We set up camp and spent the rest of the afternoon power lounging.

Soon after arriving, we witnessed more river traffic than we'd seen all week. Turned out, some of that traffic was people looking for us! (They didn't know us particularly. They were looking for the owner of the truck that had been parked near the boat ramp for days.) One of the boats stopped and asked if we belonged to the red truck by the ramp. I said yes, and he went to tell everyone we'd been found.

It seems we were supposed to tell 'Leroy' we were camping on the river. Leroy is the manager of the campground near the boat ramp. (I had seen a sign asking people to check in, but assumed it meant people camping at the campground.

It rained enough to cool things slightly before evening.

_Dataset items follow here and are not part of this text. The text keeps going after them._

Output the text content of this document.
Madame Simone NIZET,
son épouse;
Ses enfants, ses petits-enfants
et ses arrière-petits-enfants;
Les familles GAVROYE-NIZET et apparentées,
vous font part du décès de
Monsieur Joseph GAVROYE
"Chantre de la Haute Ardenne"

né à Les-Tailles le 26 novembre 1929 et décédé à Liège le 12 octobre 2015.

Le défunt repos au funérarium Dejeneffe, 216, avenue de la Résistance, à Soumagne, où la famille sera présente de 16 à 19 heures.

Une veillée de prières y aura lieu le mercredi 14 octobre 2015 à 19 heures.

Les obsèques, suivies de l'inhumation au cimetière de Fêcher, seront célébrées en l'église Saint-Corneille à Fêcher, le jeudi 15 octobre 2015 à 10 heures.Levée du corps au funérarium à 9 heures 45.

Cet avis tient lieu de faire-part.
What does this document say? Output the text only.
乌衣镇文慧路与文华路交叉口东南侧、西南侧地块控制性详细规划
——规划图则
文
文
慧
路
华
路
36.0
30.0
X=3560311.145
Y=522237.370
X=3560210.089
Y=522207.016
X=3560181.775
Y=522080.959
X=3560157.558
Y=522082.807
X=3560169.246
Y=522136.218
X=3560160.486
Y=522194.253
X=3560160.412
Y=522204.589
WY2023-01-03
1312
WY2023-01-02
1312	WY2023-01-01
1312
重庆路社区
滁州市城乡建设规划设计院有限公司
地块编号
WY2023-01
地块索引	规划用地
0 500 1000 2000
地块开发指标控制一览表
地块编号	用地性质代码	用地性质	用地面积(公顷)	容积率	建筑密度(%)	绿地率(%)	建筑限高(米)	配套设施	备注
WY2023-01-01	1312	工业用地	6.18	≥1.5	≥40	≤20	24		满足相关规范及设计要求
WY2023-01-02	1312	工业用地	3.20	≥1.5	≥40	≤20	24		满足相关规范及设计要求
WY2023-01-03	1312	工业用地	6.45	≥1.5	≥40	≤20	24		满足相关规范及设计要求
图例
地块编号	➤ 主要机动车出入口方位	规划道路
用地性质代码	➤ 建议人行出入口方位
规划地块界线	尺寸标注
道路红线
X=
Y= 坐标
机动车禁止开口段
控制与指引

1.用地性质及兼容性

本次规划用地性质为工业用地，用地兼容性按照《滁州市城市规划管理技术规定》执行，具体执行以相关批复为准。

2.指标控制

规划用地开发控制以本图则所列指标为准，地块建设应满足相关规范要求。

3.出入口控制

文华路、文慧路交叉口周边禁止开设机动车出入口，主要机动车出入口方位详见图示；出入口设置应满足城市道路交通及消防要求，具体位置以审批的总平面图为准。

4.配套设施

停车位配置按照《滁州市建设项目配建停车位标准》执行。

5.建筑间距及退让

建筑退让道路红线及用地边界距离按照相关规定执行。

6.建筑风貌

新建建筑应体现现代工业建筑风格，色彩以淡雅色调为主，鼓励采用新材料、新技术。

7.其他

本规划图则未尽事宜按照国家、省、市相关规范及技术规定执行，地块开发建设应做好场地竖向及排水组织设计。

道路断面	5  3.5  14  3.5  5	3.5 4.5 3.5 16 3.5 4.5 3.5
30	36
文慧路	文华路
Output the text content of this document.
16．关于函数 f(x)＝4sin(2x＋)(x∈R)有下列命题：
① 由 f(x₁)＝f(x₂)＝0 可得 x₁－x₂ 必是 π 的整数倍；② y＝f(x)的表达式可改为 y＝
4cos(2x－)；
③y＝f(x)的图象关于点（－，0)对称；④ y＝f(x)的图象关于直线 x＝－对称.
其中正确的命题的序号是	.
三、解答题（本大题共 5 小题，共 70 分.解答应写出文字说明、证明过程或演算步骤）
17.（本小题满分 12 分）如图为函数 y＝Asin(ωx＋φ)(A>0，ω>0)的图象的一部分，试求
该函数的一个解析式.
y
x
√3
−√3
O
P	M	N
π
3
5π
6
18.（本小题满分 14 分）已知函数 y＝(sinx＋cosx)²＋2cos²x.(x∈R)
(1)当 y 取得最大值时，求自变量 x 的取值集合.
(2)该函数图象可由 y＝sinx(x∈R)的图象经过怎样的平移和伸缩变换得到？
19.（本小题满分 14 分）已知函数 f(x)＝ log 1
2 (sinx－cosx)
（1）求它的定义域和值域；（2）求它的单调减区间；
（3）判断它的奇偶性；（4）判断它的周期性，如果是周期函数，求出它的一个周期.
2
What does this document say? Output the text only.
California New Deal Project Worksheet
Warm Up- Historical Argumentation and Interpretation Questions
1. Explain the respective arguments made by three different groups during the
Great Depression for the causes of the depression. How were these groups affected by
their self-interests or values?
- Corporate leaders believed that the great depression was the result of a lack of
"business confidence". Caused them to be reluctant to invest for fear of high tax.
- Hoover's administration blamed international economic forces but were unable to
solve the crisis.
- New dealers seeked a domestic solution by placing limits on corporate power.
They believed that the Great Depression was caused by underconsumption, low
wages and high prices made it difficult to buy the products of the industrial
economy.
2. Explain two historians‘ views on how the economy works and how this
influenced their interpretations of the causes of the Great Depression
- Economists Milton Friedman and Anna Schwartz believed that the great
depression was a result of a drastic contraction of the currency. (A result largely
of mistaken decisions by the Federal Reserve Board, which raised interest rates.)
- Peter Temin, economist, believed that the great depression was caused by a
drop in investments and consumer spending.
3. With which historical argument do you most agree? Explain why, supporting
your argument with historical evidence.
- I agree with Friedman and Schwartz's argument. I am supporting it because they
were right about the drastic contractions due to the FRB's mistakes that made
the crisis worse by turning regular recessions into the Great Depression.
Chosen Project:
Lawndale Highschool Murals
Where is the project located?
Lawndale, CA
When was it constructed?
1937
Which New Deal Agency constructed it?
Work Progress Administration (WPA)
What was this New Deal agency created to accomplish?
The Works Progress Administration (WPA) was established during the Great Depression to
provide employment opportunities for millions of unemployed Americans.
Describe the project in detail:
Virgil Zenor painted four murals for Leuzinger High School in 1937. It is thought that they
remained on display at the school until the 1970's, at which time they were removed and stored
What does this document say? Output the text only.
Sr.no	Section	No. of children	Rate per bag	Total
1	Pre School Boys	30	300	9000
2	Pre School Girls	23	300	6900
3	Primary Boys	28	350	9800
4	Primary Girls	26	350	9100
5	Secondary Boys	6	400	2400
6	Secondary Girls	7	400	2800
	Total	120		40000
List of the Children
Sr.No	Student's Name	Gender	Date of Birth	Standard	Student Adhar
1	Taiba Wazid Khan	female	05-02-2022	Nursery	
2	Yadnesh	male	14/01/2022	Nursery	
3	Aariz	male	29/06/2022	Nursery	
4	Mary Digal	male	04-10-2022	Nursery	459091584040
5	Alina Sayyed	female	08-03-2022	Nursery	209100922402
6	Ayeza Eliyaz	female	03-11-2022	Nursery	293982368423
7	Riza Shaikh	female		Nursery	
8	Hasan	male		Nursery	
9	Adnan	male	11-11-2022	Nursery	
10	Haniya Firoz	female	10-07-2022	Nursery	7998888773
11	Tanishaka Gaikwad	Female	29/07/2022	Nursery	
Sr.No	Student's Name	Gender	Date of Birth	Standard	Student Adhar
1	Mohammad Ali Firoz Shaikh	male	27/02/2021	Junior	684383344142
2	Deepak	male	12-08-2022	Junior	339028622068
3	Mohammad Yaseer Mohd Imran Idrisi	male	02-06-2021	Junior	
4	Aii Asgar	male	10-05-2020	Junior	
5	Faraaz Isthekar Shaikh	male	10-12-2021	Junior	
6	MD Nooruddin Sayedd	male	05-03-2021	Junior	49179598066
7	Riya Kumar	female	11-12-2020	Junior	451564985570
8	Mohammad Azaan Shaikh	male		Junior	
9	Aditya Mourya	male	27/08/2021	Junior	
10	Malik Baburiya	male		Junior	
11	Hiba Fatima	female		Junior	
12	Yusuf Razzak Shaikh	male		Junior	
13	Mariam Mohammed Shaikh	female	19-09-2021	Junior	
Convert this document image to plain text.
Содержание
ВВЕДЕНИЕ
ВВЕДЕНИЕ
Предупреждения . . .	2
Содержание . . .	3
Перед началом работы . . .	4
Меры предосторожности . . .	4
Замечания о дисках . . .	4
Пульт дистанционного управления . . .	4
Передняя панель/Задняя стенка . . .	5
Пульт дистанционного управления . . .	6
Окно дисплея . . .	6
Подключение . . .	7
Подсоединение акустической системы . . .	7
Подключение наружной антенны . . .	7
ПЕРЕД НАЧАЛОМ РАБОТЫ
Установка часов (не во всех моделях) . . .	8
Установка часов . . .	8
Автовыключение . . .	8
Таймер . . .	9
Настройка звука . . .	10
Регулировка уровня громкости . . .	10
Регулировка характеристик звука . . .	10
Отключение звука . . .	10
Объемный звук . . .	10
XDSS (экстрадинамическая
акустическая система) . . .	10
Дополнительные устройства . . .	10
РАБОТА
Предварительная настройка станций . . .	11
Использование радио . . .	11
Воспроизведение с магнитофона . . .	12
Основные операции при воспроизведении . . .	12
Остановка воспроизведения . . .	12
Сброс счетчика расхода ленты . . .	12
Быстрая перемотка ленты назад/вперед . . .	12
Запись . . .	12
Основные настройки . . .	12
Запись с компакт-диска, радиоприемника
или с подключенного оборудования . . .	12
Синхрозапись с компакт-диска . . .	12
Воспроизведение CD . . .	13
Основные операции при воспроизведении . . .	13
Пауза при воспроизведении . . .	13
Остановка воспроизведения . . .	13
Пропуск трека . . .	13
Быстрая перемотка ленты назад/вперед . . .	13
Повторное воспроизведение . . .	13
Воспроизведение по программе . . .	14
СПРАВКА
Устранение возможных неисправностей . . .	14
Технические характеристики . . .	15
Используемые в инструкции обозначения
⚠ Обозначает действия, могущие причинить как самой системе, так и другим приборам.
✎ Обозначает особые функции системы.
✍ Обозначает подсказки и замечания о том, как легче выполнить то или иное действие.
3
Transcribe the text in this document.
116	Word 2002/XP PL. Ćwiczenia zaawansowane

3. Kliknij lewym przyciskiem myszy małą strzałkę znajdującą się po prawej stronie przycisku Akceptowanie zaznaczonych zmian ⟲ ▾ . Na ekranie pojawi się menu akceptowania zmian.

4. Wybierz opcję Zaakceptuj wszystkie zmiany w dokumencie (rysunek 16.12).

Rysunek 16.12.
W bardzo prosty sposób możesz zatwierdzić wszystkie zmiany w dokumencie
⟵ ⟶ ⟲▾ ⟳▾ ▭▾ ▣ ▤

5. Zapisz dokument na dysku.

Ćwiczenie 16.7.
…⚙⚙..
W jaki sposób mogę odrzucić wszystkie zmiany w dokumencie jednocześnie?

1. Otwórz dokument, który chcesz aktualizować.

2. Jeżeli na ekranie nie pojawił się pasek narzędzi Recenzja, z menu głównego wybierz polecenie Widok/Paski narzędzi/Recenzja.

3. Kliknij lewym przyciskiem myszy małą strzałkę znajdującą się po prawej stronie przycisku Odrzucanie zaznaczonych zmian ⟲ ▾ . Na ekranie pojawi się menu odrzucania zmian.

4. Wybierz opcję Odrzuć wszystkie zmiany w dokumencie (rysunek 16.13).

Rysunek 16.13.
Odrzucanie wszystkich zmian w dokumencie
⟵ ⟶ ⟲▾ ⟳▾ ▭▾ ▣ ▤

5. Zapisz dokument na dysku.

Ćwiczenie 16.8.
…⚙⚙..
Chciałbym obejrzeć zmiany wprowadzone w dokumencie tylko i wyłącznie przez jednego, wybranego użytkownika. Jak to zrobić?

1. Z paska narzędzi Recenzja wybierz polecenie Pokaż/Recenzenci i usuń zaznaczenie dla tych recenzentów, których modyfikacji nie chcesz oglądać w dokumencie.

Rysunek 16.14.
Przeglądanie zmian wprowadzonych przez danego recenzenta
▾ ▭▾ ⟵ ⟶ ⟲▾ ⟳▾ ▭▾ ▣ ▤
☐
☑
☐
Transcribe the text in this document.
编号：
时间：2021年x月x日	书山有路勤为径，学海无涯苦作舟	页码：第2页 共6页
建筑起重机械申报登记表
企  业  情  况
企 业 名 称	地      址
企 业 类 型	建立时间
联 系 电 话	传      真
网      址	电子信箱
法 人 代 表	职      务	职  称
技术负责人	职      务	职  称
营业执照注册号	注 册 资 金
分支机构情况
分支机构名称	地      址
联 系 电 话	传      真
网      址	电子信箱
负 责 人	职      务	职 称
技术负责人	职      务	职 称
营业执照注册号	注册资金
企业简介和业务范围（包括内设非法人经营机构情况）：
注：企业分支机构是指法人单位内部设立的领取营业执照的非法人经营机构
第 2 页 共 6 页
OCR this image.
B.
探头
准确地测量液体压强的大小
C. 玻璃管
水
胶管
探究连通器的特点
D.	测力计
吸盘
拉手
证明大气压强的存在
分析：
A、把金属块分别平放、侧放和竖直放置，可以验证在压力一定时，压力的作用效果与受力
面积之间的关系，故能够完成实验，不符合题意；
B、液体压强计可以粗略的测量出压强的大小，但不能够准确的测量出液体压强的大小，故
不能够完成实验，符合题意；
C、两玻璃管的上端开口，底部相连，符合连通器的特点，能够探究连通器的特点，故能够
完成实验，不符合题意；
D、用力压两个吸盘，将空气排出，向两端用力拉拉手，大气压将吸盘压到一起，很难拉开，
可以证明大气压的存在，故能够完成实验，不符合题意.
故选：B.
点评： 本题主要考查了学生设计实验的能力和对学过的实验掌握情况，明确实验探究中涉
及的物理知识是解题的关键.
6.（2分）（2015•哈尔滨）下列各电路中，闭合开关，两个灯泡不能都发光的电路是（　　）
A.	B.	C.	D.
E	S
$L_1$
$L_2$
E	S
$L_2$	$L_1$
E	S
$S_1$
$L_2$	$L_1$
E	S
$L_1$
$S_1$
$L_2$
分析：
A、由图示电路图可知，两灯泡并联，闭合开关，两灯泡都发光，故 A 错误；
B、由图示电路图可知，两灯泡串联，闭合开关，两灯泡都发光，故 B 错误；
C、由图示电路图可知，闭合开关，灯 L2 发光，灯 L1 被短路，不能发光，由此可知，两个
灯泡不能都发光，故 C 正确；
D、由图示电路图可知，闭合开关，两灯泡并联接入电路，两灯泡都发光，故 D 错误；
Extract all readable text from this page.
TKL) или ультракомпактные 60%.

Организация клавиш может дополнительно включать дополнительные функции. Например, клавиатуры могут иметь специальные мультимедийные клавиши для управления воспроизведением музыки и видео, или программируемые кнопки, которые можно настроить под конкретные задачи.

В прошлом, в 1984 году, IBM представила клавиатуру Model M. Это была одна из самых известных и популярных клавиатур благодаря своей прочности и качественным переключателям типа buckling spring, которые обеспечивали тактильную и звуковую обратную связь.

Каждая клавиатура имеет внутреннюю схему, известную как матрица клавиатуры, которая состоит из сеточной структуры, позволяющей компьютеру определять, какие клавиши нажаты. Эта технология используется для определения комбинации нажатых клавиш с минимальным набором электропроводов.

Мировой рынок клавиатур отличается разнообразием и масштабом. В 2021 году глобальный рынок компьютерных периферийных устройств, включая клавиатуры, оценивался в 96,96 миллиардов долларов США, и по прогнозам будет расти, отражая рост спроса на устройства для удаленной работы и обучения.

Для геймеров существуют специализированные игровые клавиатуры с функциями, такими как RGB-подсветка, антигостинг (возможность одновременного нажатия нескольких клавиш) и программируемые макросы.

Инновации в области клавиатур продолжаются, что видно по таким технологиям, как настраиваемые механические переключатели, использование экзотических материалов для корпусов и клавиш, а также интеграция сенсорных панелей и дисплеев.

Otherwise, it was an uneventful evening (we thought).

Day Five

We put Nissie back on the boat. Bertha was about out of gas (Nissie has her own tank), and it was a short run downstream.

Within an hour we were in sight of the boat ramp when Nissie ran out of gas. I refilled her, and while trying to restart her noticed gas dripping out of the cowling (not normal).

By the time I had unstuck the carbuerator float valve and restarted, Mike had a shirt and shorts on. I was still in breech cloth, but I did throw on a T-shirt before reaching the boat ramp.

At the ramp, a State Officer stood by his official boat, waiting for us to land so he could do a safety check. He saw the lifejackets and fire extinguisher, and I produced registration and whistle when he asked. As we talked, I put pants on over my breech cloth. Our 'Nudist in the area' signs were clearly visible in the boat.

The officer chatted about the sunken boat, and airboat propeller injury someone had suffered, both within a short distance of our campsite the previous evening. He also mentioned we were supposed to have gotten a permit to camp in this section of river. He didn't cite us, but advised us to get one next time. Nudity was not mentioned.

My winch on the trailer was somehow stripped out when we tried to bring in the boat. It had not been that way before, and I have no idea what happened to it. I had to haul the boat out with it partly sticking out from the back of the trailer until it was on level ground.

Other than that, it was an easy trip back home.